Le constat est aussi alarmant que sans appel : alors que le trafic de drogue connaît un essor sans précédent, la montée en puissance du crime organisé génère une violence qui gangrène certains quartiers, et jusqu’à des communes rurales. Plus de 300 assassinats et tentatives d’assassinat liés au narcotrafic ont été recensés pour la seule année 2023, et les conséquences sanitaires, souvent tragiques, sont immenses. L’emprise du narcotrafic − dont le chiffre d’affaires annuel dépasse 3,5 milliards d’euros − et de la corruption qu’il alimente est telle que son ambition − concurrencer l’Etat de droit − est à prendre très au sérieux.
Le fait que des chefs de bande incarcérés puissent continuer à gérer leur « business » depuis leur cellule grâce aux téléphones portables est logiquement perçu comme scandaleux par l’opinion. Et l’assassinat de deux surveillants pénitentiaires à Incarville (Eure), le 14 mai 2024, lors de l’évasion de Mohamed Amra, n’a fait que renforcer l’exigence d’une réponse politique.
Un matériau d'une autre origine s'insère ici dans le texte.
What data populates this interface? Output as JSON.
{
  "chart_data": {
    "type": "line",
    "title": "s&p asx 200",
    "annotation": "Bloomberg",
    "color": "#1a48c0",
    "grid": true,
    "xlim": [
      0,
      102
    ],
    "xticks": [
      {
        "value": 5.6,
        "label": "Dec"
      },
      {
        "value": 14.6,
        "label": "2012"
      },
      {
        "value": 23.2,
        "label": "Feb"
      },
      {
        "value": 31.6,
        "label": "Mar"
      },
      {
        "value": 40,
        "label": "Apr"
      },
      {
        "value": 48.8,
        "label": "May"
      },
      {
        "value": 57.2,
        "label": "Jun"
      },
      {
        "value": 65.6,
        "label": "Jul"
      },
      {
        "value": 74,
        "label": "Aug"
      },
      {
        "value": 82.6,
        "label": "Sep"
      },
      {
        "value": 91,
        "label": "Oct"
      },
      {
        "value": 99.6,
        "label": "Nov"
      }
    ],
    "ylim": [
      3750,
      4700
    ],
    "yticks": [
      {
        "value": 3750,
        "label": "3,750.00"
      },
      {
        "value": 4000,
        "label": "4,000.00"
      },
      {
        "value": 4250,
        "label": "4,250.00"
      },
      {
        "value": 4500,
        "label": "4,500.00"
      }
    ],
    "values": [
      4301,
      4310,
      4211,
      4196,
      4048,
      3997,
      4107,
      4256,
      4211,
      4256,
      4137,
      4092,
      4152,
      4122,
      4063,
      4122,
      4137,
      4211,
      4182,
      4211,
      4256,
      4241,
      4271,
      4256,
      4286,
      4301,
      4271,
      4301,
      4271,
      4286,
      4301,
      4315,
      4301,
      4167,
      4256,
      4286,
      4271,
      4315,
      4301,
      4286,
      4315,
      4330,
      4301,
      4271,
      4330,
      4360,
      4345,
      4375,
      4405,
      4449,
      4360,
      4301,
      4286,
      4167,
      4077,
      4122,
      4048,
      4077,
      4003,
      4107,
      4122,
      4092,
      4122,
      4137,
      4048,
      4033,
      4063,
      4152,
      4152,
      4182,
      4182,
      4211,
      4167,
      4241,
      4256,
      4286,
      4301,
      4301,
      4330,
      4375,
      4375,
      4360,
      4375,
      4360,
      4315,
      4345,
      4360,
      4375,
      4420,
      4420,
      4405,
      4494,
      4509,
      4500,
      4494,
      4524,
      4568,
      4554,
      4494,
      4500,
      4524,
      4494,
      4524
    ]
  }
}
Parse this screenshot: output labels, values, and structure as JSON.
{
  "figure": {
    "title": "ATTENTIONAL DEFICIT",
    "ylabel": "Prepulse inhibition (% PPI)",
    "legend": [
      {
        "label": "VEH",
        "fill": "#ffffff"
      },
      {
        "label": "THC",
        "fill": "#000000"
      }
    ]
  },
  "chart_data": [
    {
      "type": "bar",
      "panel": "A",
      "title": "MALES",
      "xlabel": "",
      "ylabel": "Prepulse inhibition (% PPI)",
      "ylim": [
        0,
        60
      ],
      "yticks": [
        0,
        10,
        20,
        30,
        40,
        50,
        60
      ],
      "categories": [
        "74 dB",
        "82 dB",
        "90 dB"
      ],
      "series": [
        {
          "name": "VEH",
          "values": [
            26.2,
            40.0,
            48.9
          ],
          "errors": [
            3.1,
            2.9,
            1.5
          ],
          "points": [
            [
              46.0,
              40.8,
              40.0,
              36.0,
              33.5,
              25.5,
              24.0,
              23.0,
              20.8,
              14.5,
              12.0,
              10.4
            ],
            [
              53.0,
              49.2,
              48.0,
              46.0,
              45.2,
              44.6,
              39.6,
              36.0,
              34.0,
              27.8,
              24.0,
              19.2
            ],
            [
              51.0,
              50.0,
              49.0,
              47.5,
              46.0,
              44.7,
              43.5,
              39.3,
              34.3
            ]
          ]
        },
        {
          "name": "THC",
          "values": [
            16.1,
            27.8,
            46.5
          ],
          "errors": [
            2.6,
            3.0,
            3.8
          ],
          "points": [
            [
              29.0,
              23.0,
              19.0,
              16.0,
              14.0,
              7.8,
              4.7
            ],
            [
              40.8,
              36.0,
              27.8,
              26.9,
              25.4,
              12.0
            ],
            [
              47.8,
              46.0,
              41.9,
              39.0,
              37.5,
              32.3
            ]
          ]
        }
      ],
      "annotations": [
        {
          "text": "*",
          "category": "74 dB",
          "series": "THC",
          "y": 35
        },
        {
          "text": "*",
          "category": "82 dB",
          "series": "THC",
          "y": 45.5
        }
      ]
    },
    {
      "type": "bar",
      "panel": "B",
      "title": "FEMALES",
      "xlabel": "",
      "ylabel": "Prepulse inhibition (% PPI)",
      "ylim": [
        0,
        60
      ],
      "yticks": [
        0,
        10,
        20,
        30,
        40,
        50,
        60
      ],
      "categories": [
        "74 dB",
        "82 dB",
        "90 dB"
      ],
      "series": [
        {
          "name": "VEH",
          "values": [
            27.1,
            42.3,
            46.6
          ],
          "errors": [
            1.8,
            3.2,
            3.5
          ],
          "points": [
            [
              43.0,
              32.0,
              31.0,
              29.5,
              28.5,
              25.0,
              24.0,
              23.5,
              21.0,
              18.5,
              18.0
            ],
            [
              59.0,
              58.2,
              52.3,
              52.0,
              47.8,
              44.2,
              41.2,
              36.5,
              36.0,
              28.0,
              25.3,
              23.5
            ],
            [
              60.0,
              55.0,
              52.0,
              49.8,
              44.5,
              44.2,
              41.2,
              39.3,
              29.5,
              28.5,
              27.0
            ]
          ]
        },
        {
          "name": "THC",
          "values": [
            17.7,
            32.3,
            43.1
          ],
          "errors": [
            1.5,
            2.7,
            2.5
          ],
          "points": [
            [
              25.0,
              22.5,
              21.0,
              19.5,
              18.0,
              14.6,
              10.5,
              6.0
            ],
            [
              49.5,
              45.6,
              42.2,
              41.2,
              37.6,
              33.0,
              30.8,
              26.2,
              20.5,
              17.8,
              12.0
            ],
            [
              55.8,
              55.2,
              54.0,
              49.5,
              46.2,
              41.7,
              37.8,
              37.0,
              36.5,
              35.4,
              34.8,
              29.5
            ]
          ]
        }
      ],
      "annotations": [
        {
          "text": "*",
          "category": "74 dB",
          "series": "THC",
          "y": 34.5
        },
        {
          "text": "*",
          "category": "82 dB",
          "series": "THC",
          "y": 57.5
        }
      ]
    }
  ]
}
La nécessité de « sortir la France du piège du narcotrafic », selon le nom de la proposition de loi déposée par deux sénateurs, est si largement perçue que cette dernière a été votée à l’unanimité au Sénat le 4 février. Gravissime, la menace exclut toute naïveté. La réponse devrait être à la fois massive et calibrée, efficace et compatible avec l’Etat de droit qu’il s’agit précisément de préserver.
Tel est le difficile équilibre qu’il appartient aux députés de respecter dans l’examen, commencé lundi 17 mars, de la proposition de loi sénatoriale, devenue l’enjeu d’une bataille politicienne avec l’amendement déposé par le garde des sceaux, Gérald Darmanin, visant à créer un nouveau régime carcéral d’isolement ultrasévère pour les narcotrafiquants.
Mesure d’affichage politique
Certes, le regroupement, à titre expérimental, de narcotrafiquants dans certains centres pénitentiaires peut se justifier, pour des raisons de contrôle des communications. Mais, quarante-trois ans après la suppression des « quartiers de haute sécurité » qualifiés d’« inhumains » par Robert Badinter, la soumission pendant deux ans à un régime d’isolement de certains détenus, y compris des prévenus, désignés uniquement par l’administration, apparaît comme une mesure d’affichage politique, dénuée d’effet dissuasif et humainement destructrice.
Le même souci d’équilibre entre sécurité et droits humains devrait présider à l’examen d’une autre mesure-clé du texte, la création d’un « dossier coffre » où seraient stockées des informations sur l’utilisation des écoutes et infiltrations non communiquées aux avocats des trafiquants. Une mesure qui peut prévenir des recours dilatoires, mais bouscule le principe du contradictoire. Quant à l’obligation imposée aux plateformes de messagerie chiffrée de type WhatsApp de communiquer les échanges entre trafiquants, elle fait courir le risque, en introduisant des vulnérabilités dans les protocoles d’échanges, d’ouvrir une brèche exploitable non seulement par la justice, mais par des criminels ou des Etats hostiles.
Les enjeux de la lutte contre les narcotrafiquants sont si cruciaux qu’ils ne peuvent être enfermés dans une alternative simpliste entre une répression aveugle aux droits humains et une inaction effroyablement coûteuse pour le pays. Indissociables des crimes liés à l’approvisionnement en drogues, les questions sanitaires et sociales relatives à la toxicomanie nécessiteraient, elles aussi, une mobilisation de toutes les forces attachées à la démocratie.